We sat down with William Bruce, Cancer Connect Volunteer, to find out more about his role.
What does your role involve?
Via CCQ I have contacted men around the country who have been diagnosed with prostate cancer who wish to discuss the treatment and side effects that I experienced, such as brachytherapy.
Tell me a little bit about yourself?
I am 72 years of age, and a retired Public Servant (Qld Government). I am also a licenced Electrical Fitter / Mechanic. I am married and have 3 children – 1 girl and 2 boys (one is profoundly deaf). I am also an active member of the local Prostate Cancer Support
Group. My treatment was completed over 4 years ago. I enjoy camping and fishing.
Why did you decide to get involved with CCQ?
Everyone I talked to said that when they were diagnosed, they had no support, and no one to talk to regarding the treatment options and associated side effects. It was because of this, that when I went into the Townsville Office of CCQ to make a donation, I was invited to be a Cancer Connect Volunteer. I have never regretted this decision.
What do you love most about your volunteer role?
I really appreciate making contact with other men who have been diagnosed, and who wish to discuss the type of treatment I experienced. They have stated they have no one in their peer group to talk about the issue – in fact most men don’t want to talk about prostate cancer. I also try to get the message out that help is readily available via CCQ.
What has surprised you in your role?
It appears to be quite common around the country that men are not comfortable in discussing prostate cancer with their peers and most men are referred to
surgery as treatment option.
What has been the most inspiring or memorable moment you’ve had since starting with CCQ?
My very first contact was with a gentleman from Victoria, who came from a Middle Eastern country. As I had no knowledge of Middle Eastern culture, I treated
him like an Aussie. We had a very fruitful discussion, and a good laugh after the nitty gritty was out of the way. I was even invited to visit him if I ever visit Victoria.
What is your hope for the future? What do you hope your volunteering will achieve for cancer and CCQ?

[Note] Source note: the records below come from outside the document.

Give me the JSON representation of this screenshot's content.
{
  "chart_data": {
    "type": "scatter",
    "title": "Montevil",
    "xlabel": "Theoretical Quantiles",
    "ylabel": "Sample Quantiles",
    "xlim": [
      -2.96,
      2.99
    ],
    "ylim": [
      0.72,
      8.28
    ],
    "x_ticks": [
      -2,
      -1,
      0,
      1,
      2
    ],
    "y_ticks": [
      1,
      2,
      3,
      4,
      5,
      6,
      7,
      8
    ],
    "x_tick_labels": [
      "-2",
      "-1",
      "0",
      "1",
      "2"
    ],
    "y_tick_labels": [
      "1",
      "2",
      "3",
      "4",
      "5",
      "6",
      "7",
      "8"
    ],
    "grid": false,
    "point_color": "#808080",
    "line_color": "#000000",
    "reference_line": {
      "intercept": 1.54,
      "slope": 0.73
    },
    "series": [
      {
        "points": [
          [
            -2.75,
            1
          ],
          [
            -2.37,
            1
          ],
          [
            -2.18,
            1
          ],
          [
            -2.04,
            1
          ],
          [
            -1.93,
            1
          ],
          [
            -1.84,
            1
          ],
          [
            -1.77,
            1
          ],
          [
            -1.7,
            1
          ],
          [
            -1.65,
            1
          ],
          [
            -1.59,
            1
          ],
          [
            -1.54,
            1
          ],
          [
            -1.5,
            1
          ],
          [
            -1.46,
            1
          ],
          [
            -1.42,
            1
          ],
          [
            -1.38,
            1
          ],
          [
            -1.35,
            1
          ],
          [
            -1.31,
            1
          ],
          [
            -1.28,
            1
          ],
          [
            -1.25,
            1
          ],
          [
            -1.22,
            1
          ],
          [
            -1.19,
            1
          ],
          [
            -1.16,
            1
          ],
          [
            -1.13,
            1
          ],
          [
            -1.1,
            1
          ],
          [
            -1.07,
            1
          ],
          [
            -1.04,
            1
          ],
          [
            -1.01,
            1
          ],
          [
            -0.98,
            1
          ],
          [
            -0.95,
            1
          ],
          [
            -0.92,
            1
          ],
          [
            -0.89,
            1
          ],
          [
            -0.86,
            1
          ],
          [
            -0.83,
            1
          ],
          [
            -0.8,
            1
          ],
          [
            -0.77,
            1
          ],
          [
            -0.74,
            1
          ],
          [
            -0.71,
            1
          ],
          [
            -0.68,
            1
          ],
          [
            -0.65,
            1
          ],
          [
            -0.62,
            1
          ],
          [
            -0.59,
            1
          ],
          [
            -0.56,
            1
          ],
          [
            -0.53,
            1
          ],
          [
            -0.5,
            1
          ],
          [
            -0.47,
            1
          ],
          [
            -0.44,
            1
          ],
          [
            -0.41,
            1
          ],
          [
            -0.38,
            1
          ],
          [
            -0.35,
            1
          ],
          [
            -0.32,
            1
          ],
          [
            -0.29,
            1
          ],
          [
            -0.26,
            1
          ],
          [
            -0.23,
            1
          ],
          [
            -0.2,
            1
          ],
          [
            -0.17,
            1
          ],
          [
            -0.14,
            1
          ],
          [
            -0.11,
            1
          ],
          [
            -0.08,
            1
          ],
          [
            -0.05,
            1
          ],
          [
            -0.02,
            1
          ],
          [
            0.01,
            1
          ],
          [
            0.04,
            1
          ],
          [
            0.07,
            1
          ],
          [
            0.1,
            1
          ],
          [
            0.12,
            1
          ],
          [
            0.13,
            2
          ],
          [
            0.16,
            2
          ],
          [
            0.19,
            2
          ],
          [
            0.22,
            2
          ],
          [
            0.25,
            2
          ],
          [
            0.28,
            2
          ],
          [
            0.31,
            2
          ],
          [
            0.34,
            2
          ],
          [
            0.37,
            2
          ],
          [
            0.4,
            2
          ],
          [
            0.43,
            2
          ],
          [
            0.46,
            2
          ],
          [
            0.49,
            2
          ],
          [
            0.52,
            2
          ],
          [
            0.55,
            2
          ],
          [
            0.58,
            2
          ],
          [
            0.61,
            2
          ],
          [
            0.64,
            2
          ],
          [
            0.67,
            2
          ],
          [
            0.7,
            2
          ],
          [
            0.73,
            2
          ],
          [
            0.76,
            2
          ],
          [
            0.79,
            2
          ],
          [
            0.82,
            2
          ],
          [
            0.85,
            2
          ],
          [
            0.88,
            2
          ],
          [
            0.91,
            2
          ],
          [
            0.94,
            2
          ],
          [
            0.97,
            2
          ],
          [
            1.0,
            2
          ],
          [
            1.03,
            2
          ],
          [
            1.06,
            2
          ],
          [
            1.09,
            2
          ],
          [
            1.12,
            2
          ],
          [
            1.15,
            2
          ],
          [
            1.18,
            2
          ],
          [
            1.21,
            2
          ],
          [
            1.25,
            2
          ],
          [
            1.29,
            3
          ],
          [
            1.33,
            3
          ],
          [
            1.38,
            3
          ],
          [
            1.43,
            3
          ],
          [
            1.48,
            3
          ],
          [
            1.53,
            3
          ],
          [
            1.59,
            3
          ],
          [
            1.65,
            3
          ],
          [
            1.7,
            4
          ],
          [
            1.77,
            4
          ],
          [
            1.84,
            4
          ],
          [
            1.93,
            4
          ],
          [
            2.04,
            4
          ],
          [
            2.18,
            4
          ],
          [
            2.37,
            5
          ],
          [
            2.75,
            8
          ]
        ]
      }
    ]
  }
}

My hope is for a cure to be found for all types of cancer, and this cure to be affordable to all. I have lobbied all major political parties in an endeavour to have the MRI for prostate cancer to be more affordable. From 1st July the Medicare rebate will cover the majority of the cost of an MRI for prostate cancer. I hope that by being a volunteer I can increase awareness of the disease in the community, and to get the message out that there is help and someone to talk to regarding their concerns. I have supported CCQ at expo’s in Townsville in an endeavour to get the message out there.
What would you say to someone who was thinking about volunteering with CCQ?
Go for it. I would definitely recommend being a volunteer, as the experience is very rewarding. The initial training is very thorough and relevant, and you get to meet lovely people who have either been there or are willing to assist others through the journey. Annual refresher training is beneficial and helps to reinforce the duties and obligations of a volunteer.